26 March 2007

In recent weeks I've been playing with, and looking at, compiler-compiler tools. A common feature of these tools is that they have a grammar file whose core is a description of the production rules of a grammar for a language. As well as describing the grammar, the file also provides information to the parser about how to process the language as it recognizes the language elements. In most compiler-compiler tools these instructions are represented as actions in the grammar - often these actions are encoded as as fragments of code in a high level language.

For example in my HelloAntlr example you see bits of embedded Java to create and populate a configuration from the source file. (Embedding Java isn't the only approach, tree walking is another.)

This approach of embedding a General Purpose Language (GPL) inside another Domain Specific Language (DSL) is quite common. Most readers here will have come across it when creating HTML pages using templating systems like Velocity, JSP, ERBs and the like. Again we have a different representation (HTML) where we can embed fragments of a GPL to provide dynamic data and more complex processing.

When I'm working in an environment like this, I like to minimize the amount of Java (or whatever GPL I'm using) in my templates.
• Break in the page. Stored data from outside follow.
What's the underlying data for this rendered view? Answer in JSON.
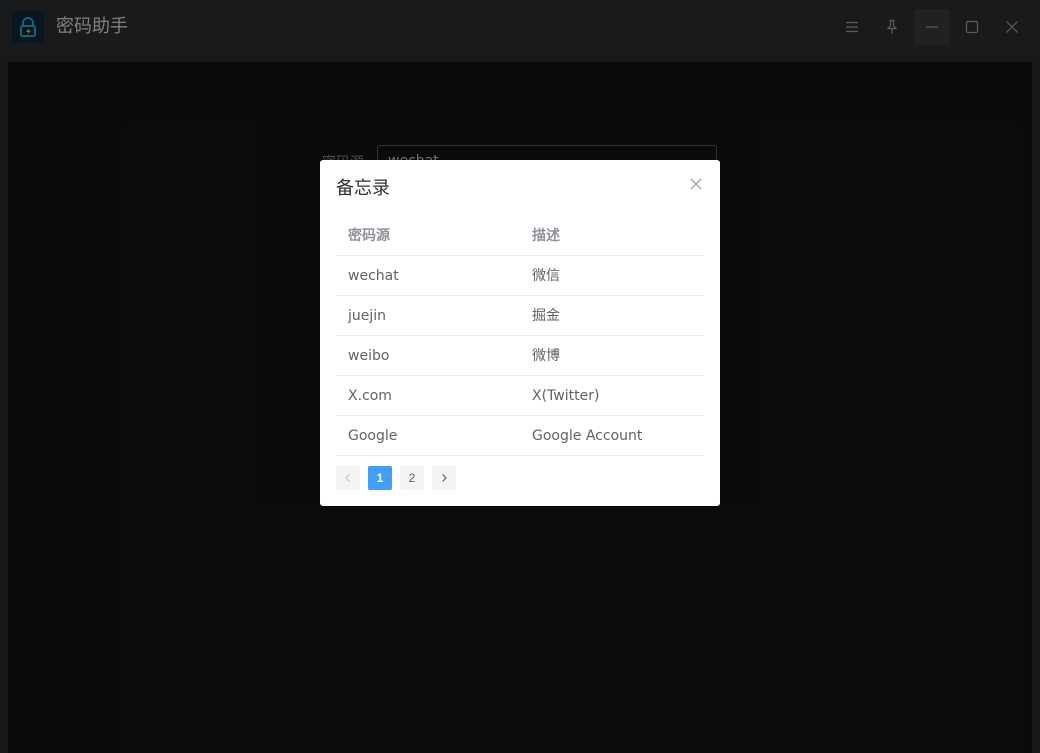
{
  "window": {
    "title": "密码助手"
  },
  "background_form": {
    "label": "密码源",
    "value": "wechat"
  },
  "dialog": {
    "title": "备忘录",
    "columns": [
      "密码源",
      "描述"
    ],
    "rows": [
      {
        "source": "wechat",
        "desc": "微信"
      },
      {
        "source": "juejin",
        "desc": "掘金"
      },
      {
        "source": "weibo",
        "desc": "微博"
      },
      {
        "source": "X.com",
        "desc": "X(Twitter)"
      },
      {
        "source": "Google",
        "desc": "Google Account"
      }
    ],
    "pagination": {
      "pages": [
        "1",
        "2"
      ],
      "current": "1"
    }
  },
  "colors": {
    "accent": "#409eff",
    "titlebar": "#2f3034",
    "content_bg": "#141519"
  }
}
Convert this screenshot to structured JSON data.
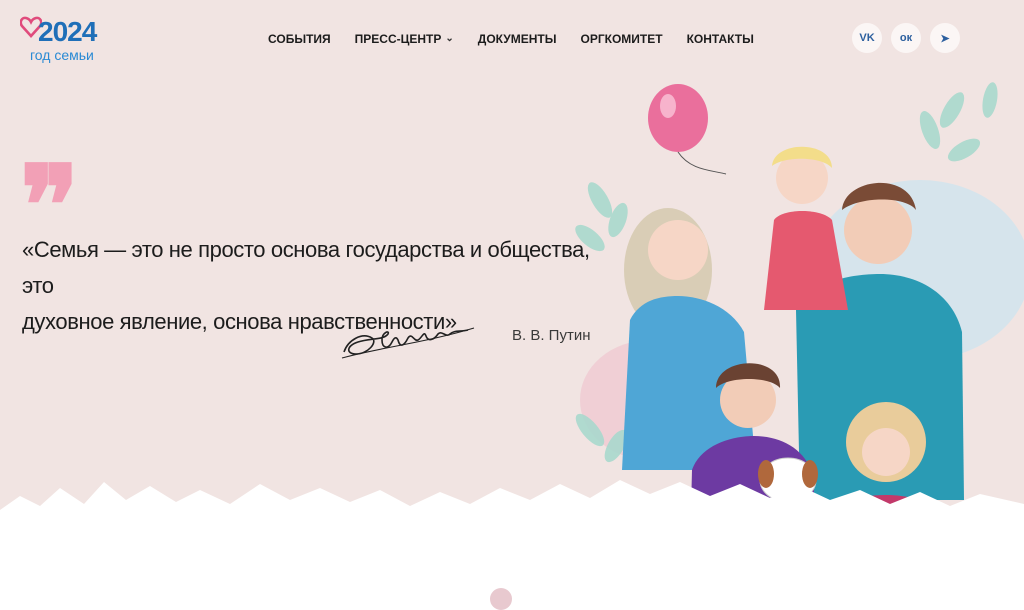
{
  "logo": {
    "year": "2024",
    "subtitle": "год семьи"
  },
  "nav": {
    "items": [
      {
        "label": "СОБЫТИЯ"
      },
      {
        "label": "ПРЕСС-ЦЕНТР",
        "dropdown": true
      },
      {
        "label": "ДОКУМЕНТЫ"
      },
      {
        "label": "ОРГКОМИТЕТ"
      },
      {
        "label": "КОНТАКТЫ"
      }
    ]
  },
  "socials": [
    {
      "icon": "vk-icon",
      "label": "VK"
    },
    {
      "icon": "odnoklassniki-icon",
      "label": "ок"
    },
    {
      "icon": "telegram-icon",
      "label": "➤"
    }
  ],
  "quote": {
    "mark": "❞",
    "line1": "«Семья — это не просто основа государства и общества, это",
    "line2": "духовное явление, основа нравственности»",
    "author": "В. В. Путин"
  },
  "colors": {
    "background": "#f1e4e2",
    "accent_pink": "#f2a0b6",
    "brand_blue": "#1f6fb8"
  }
}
A common technique for this is to create a separate helper class in Java and ensure that all the embedded Java in the template does is make simple method calls to this helper.
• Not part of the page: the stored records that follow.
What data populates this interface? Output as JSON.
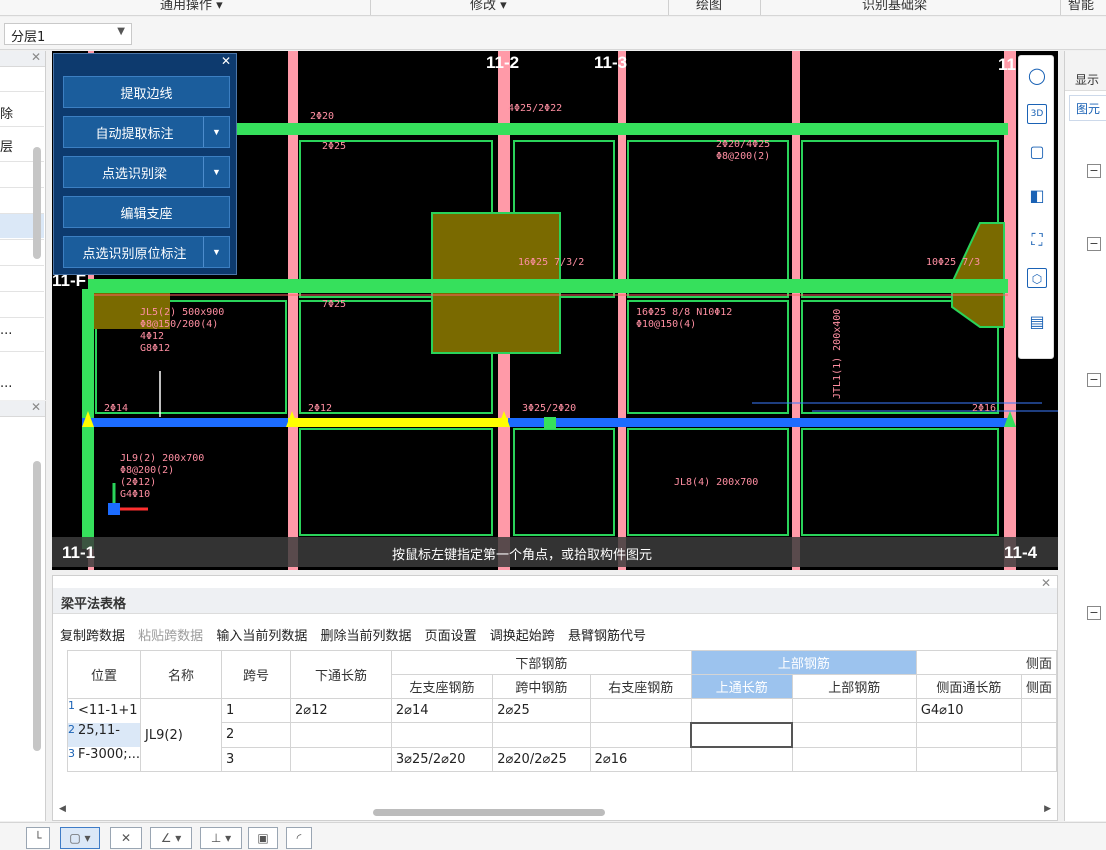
{
  "ribbon": {
    "items": [
      "通用操作 ▾",
      "修改 ▾",
      "绘图",
      "识别基础梁",
      "智能布"
    ]
  },
  "layer": {
    "selected": "分层1"
  },
  "left_panel": {
    "labels": [
      "除",
      "层",
      "...",
      "..."
    ]
  },
  "canvas": {
    "axis_labels": [
      "11-2",
      "11-3",
      "11-F",
      "11-1",
      "11-4",
      "11"
    ],
    "status_message": "按鼠标左键指定第一个角点，或拾取构件图元",
    "annotations": [
      "JL5(2) 500x900",
      "Φ8@150/200(4)",
      "4Φ12",
      "G8Φ12",
      "JL9(2) 200x700",
      "Φ8@200(2)",
      "(2Φ12)",
      "G4Φ10",
      "JL8(4) 200x700",
      "JTL1(1) 200x400",
      "16Φ25 7/3/2",
      "16Φ25 8/8 N10Φ12",
      "Φ10@150(4)",
      "4Φ25/2Φ22",
      "3Φ25/2Φ20",
      "2Φ20/4Φ25",
      "Φ8@200(2)",
      "2Φ20",
      "2Φ25",
      "7Φ25",
      "2Φ14",
      "2Φ12",
      "2Φ16",
      "10Φ25 7/3"
    ]
  },
  "tool_panel": {
    "buttons": [
      {
        "label": "提取边线",
        "dropdown": false
      },
      {
        "label": "自动提取标注",
        "dropdown": true
      },
      {
        "label": "点选识别梁",
        "dropdown": true
      },
      {
        "label": "编辑支座",
        "dropdown": false
      },
      {
        "label": "点选识别原位标注",
        "dropdown": true
      }
    ]
  },
  "right_toolbar": {
    "icons": [
      "orbit-icon",
      "3d-view-icon",
      "box-view-icon",
      "solid-view-icon",
      "zoom-extents-icon",
      "display-filter-icon",
      "properties-sheet-icon"
    ],
    "badge_3d": "3D"
  },
  "right_panel": {
    "title": "显示",
    "tab": "图元"
  },
  "beam_table": {
    "title": "梁平法表格",
    "actions": [
      {
        "label": "复制跨数据",
        "enabled": true
      },
      {
        "label": "粘贴跨数据",
        "enabled": false
      },
      {
        "label": "输入当前列数据",
        "enabled": true
      },
      {
        "label": "删除当前列数据",
        "enabled": true
      },
      {
        "label": "页面设置",
        "enabled": true
      },
      {
        "label": "调换起始跨",
        "enabled": true
      },
      {
        "label": "悬臂钢筋代号",
        "enabled": true
      }
    ],
    "headers": {
      "position": "位置",
      "name": "名称",
      "span": "跨号",
      "bottom_through": "下通长筋",
      "bottom_group": "下部钢筋",
      "left_support": "左支座钢筋",
      "mid_span": "跨中钢筋",
      "right_support": "右支座钢筋",
      "top_group": "上部钢筋",
      "top_through": "上通长筋",
      "top_bar": "上部钢筋",
      "side_group": "侧面",
      "side_through": "侧面通长筋",
      "side_extra": "侧面"
    },
    "position_lines": [
      "<11-1+1",
      "25,11-",
      "F-3000;..."
    ],
    "name": "JL9(2)",
    "rows": [
      {
        "num": "1",
        "span": "1",
        "bottom_through": "2⌀12",
        "left_support": "2⌀14",
        "mid_span": "2⌀25",
        "right_support": "",
        "top_through": "",
        "top_bar": "",
        "side_through": "G4⌀10"
      },
      {
        "num": "2",
        "span": "2",
        "bottom_through": "",
        "left_support": "",
        "mid_span": "",
        "right_support": "",
        "top_through": "",
        "top_bar": "",
        "side_through": ""
      },
      {
        "num": "3",
        "span": "3",
        "bottom_through": "",
        "left_support": "3⌀25/2⌀20",
        "mid_span": "2⌀20/2⌀25",
        "right_support": "2⌀16",
        "top_through": "",
        "top_bar": "",
        "side_through": ""
      }
    ]
  },
  "bottom_toolbar": {
    "icons": [
      "wall-corner-icon",
      "select-rect-icon",
      "cross-icon",
      "angle-icon",
      "axis-tool-icon",
      "save-view-icon",
      "arc-tool-icon"
    ]
  }
}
The main reason I like to do this is because I believe that if you embed large amounts of a GPL in a DSL, you end up obscuring the flow of the DSL. The whole point of using a template language for HTML is to concentrate on the HTML, so every bit of Java you stick in there gets in the way. This is especially true for grammar files where lots of code in actions makes it hard to understand the productions.

A further benefit of using an embedment helper is that it makes it easier for tools to do their job. Whether it's just syntax highlighting, or the full power of a PostIntelliJ IDE, these tools often don't work well with mixed language files. AntlrWorks, for example, will highlight and offer completion on Antlr's grammar, but embedded Java is just plain text.
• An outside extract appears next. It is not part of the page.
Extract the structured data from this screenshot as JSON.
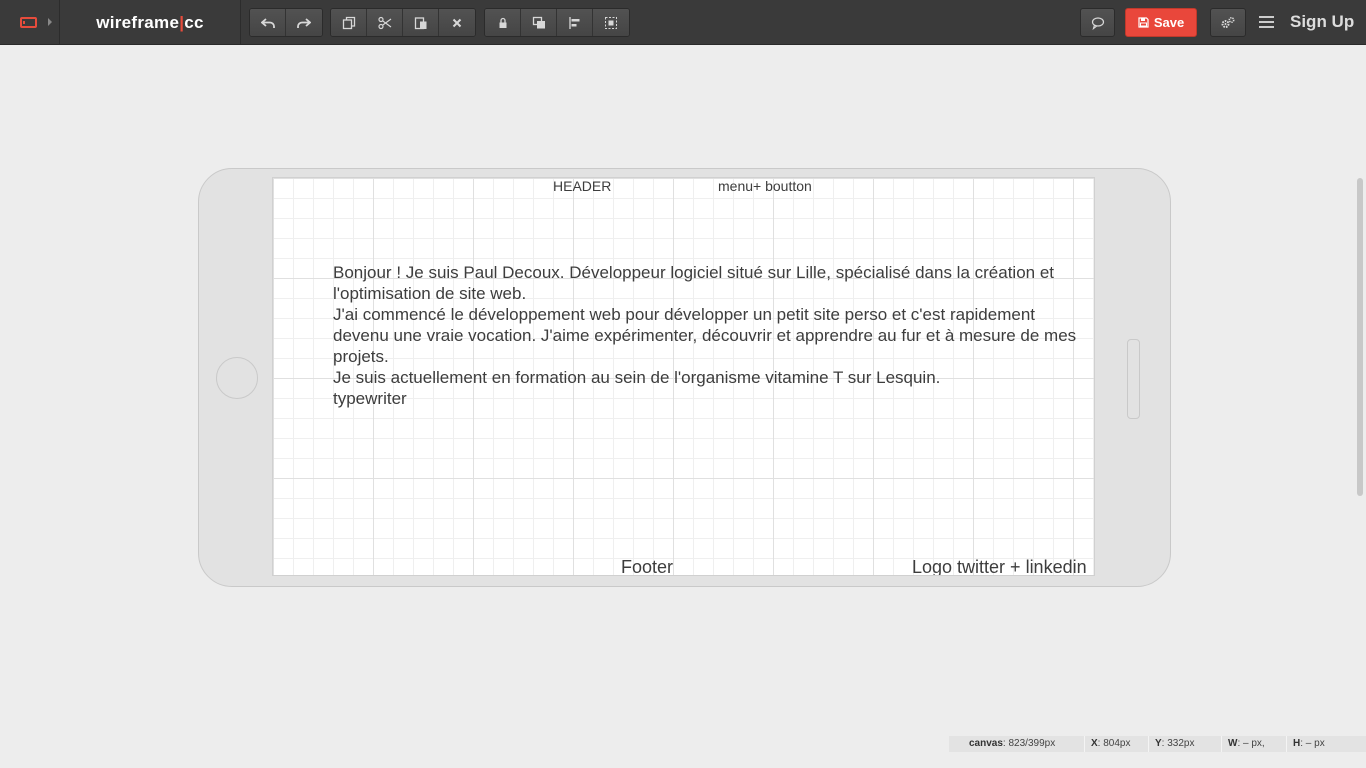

When using a helper like this, my normal style is to include code early on in the host (DSL) file to set up the helper. Usually this involves declaring a field in the host and either constructing a new helper in there, or making it so a caller can pass a helper in. (I confess I'm happy to use a public field in my Antlr grammar for this.) After that all the embedded Java in the host is a simple call on the helper. I name these calls from the perspective of the host file, to indicate what's wanted from the helper.

The helper and the host files are very tightly coupled together, usually with a bi-directional link between them and plenty of back and forth. The helper knows all sorts of grubby details about the host - I'm happy for an HTML helper to spit out HTML and grammar helpers will poke around the parse tree.

Usually I treat the word "helper" on a class as a red flag as it usually indicates a poorly thought out abstraction. Here I'm happy to use the word, since the helper is really only there as a support to the host file.